The Last Picture Show is perfection. It follows the residents of a small town in Texas in 1952, the kind of town where everyone knows everyone else’s business and secrets. Specifically, the focus is on two best friends, seniors in high school, Sonny and Duane. Duane is dating Jacy, the prettiest girl in town, and Sonny, with his average-looking girlfriend, is a bit jealous. Jacy however is only dating Duane because he’s the star quarterback of the football team, but she’s willing to marry anyone who will give her an easy life, so she eyes the goofy looking wealthy boy Bobby Sheen as a way out of town. Sonny breaks up with his girl and starts sleeping with the coach’s wife, Ruth, who’s been depressed for years because her husband is a closeted homosexual. All these events swirl around the 3 locations in town where news spreads: the cafe, the movie theater, and the pool hall. All three establishments are owned by Sam “the lion,” a popular man in town for his kindness and likability. The little town relies on him for more than his buildings though, and when Sam dies unexpectedly, the town, already on its last legs, doesn’t seem long for this world. Director Peter Bogdanovich does an amazing job of painting the ins and outs of a little town (and a few of its inhabitants) at a crossroads. It helps that the cast is a literal who’s who of talent. Veterans included Ben Johnson, Cloris Leachman, and Clu Gulager, but the youngsters in town were all newcomers at the time: Jeff Bridges, Timothy Bottoms, Ellen Burstyn, Randy Quaid, and Cybill Shepherd (in her first role). ★★★★★

After so many great movies, they had to let me down. The King of Marvin Gardens is further proof that fine actors can’t save a subpar story. The movie is about a late-night radio DJ, David, who gets a call from his estranged brother, Jason, to come out to Atlantic City and help him in a new business. We learn quickly that Jason’s life has been full of half-assed entrepreneurial ideas, and David’s tired of it, but he’s humoring him one more time, because that’s what family’s for.

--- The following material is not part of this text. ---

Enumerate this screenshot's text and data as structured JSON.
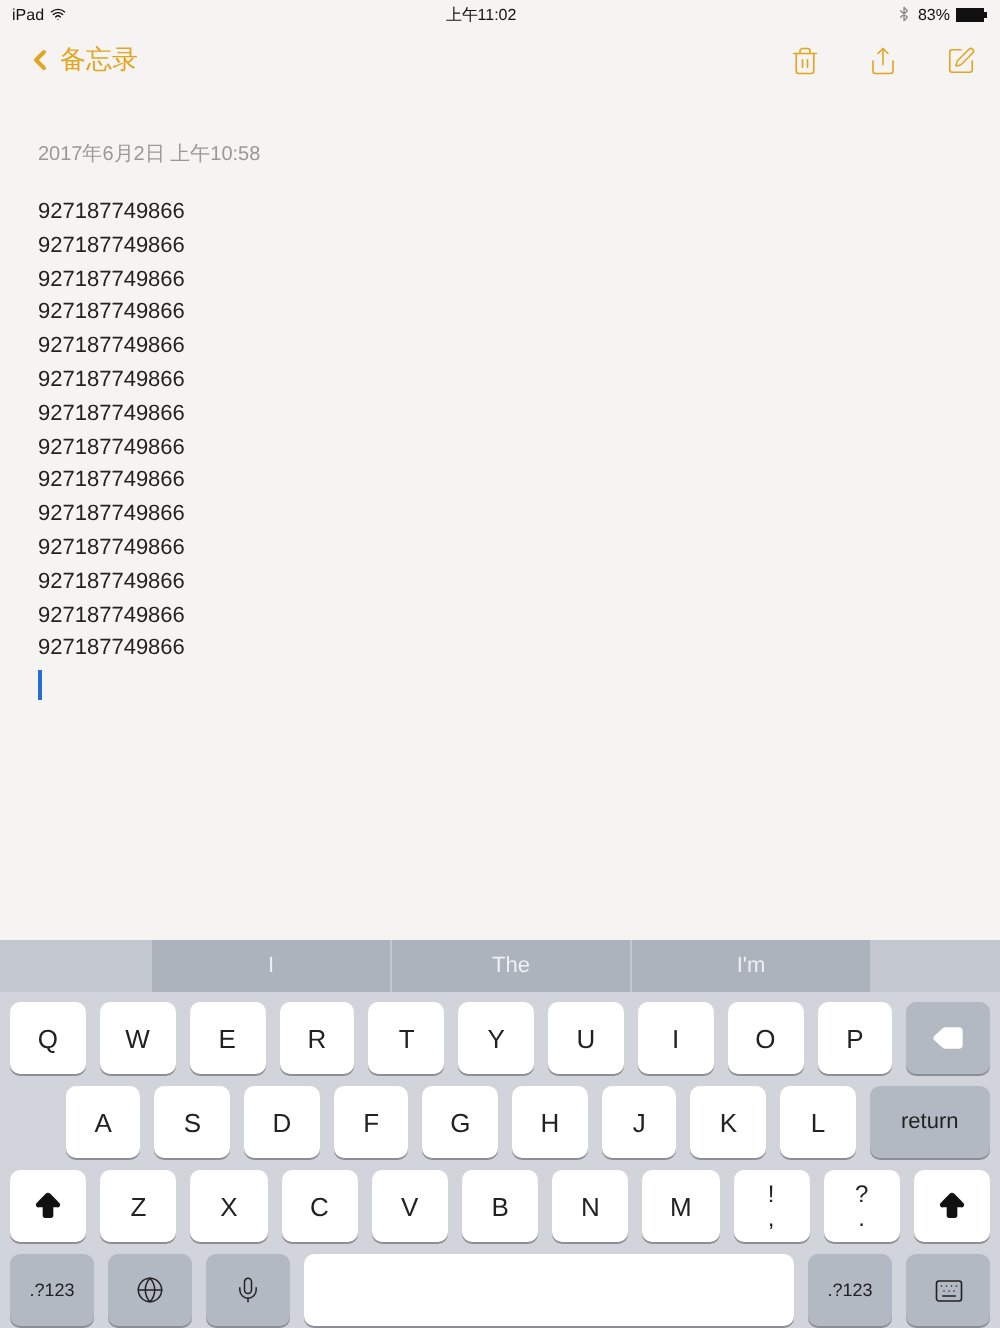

When David gets to Atlantic City, of course Jason is in jail, but David is given some cockamamy story how it isn’t Jason’s fault. Upon release, Jason is accompanied by two woman, his girlfriend Sally and another, younger girl, who Jason introduces as his secretary. Jason’s latest scheme involves opening a casino in Hawaii. He says he already has the backers and is ready to break ground, but David finds that nothing is set in stone, and it is just a pipe dream. Sally is either neurotic or bipolar, but’s she’s off, and gets worse as the movie goes. Three of the four lead actors are great (Jack Nicholson as David, Bruce Dern as Jason, and, especially, Ellen Burstyn as Sally; unfortunately Julia Anne Robinson as Jessica just seems to be along for the ride), but the movie just never gets anywhere. Nicholson, Dern, and Burstyn are giving it their all, and Burstyn in particular is incredible as a woman with a deteriorating mind, but the acting skills are the only reasons to watch. ★

The production company BBS did one more film, the acclaimed documentary Hearts and Minds, which is also definitely worth checking out.